Chego a Portugal e deparo-me com um cenário de mais austeridade. Aos poucos (mais depressa do que gostaria, contudo...), o país afunda-se numa austeridade que parece não conhecer limites, em virtude das exigências dos mercados, esses seres sem face e sem escrúpulos, que detorpam as economias mundiais, dizendo que são lixo, fazendo juízos de valor sobre as dívidas que emitem, que não confiam, que nunca estão satisfeitos, que querem sempre cobrar mais juros.
É em virtude dos mercados que descemos para um poço sem fundo, onde não há água, mas sim mais austeridade.

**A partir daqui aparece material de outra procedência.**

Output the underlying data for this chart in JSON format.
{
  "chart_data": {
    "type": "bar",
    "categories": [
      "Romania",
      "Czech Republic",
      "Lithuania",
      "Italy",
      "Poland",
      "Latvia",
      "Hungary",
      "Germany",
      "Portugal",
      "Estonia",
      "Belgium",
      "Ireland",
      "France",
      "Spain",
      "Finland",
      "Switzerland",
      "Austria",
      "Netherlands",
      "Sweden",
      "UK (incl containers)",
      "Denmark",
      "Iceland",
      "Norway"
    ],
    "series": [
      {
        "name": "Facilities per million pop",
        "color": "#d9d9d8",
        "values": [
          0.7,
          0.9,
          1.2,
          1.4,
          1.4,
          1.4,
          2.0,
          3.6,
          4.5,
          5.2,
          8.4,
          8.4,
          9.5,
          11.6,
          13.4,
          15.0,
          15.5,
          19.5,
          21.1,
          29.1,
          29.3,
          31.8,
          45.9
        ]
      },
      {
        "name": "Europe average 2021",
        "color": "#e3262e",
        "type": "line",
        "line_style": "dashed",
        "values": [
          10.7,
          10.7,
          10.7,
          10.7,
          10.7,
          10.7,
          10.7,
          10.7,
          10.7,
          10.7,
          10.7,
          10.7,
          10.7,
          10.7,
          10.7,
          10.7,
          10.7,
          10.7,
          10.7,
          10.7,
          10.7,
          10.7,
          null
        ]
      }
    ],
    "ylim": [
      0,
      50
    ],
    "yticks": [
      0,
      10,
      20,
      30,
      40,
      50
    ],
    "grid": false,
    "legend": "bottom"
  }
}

Sim, eu sou economista de formação e sim, eu exerço a profissão. Contudo, não tenho pretensões de perceber mais de economia e finanças públicas do que os senhores que estão lá nos ministérios a fazer as contas e a tentar decifrar que medidas aplicar ao país, para agradar aos tais mercados. Ora, assim sendo, existem dúvidas que me assombram, que provavelmente são dúvidas estúpidas na medida em que aqueles senhores percebem muito mais disto do que eu, mas não posso deixar de as colocar:
- Sendo que o rendimento disponível dos consumidores diminui (rendimento após impostos), em que medida poderemos manter os actuais parâmetros de consumo e poupança? Sendo certo que ambos diminuirão, como sobreviverão as empresas, que venderão menos, e como se criarão novos empregos, dado que a tal poupança individual diminuiu e o recurso ao crédito está totalmente limitado? Adicionalmente, o PIB diminuirá, visto que esses efeitos negativos se alastrarão na economia, perante a diminuição de produção (menos consumo) e consequente diminuição de empregos. Com a redução do PIB, o que se traduz em menos dinheiro gerado, como pagamos as nossas dívidas ao exterior? E mais importante, como invertemos o círculo vicioso da pobreza? Sim, são necessárias medidas estruturais para tal.
- As empresas que irão sofrer uma diminuição da TSU, vão aproveitar para aumentar os lucros (as que ainda têm lucro). Mas como irão empregar mais pessoas ou sequer manter os actuais funcionários se o consumo se retrai e não há procura para os produtos que oferecem?
- Se os descontos para a Segurança Social servem para que todos tenhamos regalias sociais, como é que essas regalias diminuem se vamos descontar mais?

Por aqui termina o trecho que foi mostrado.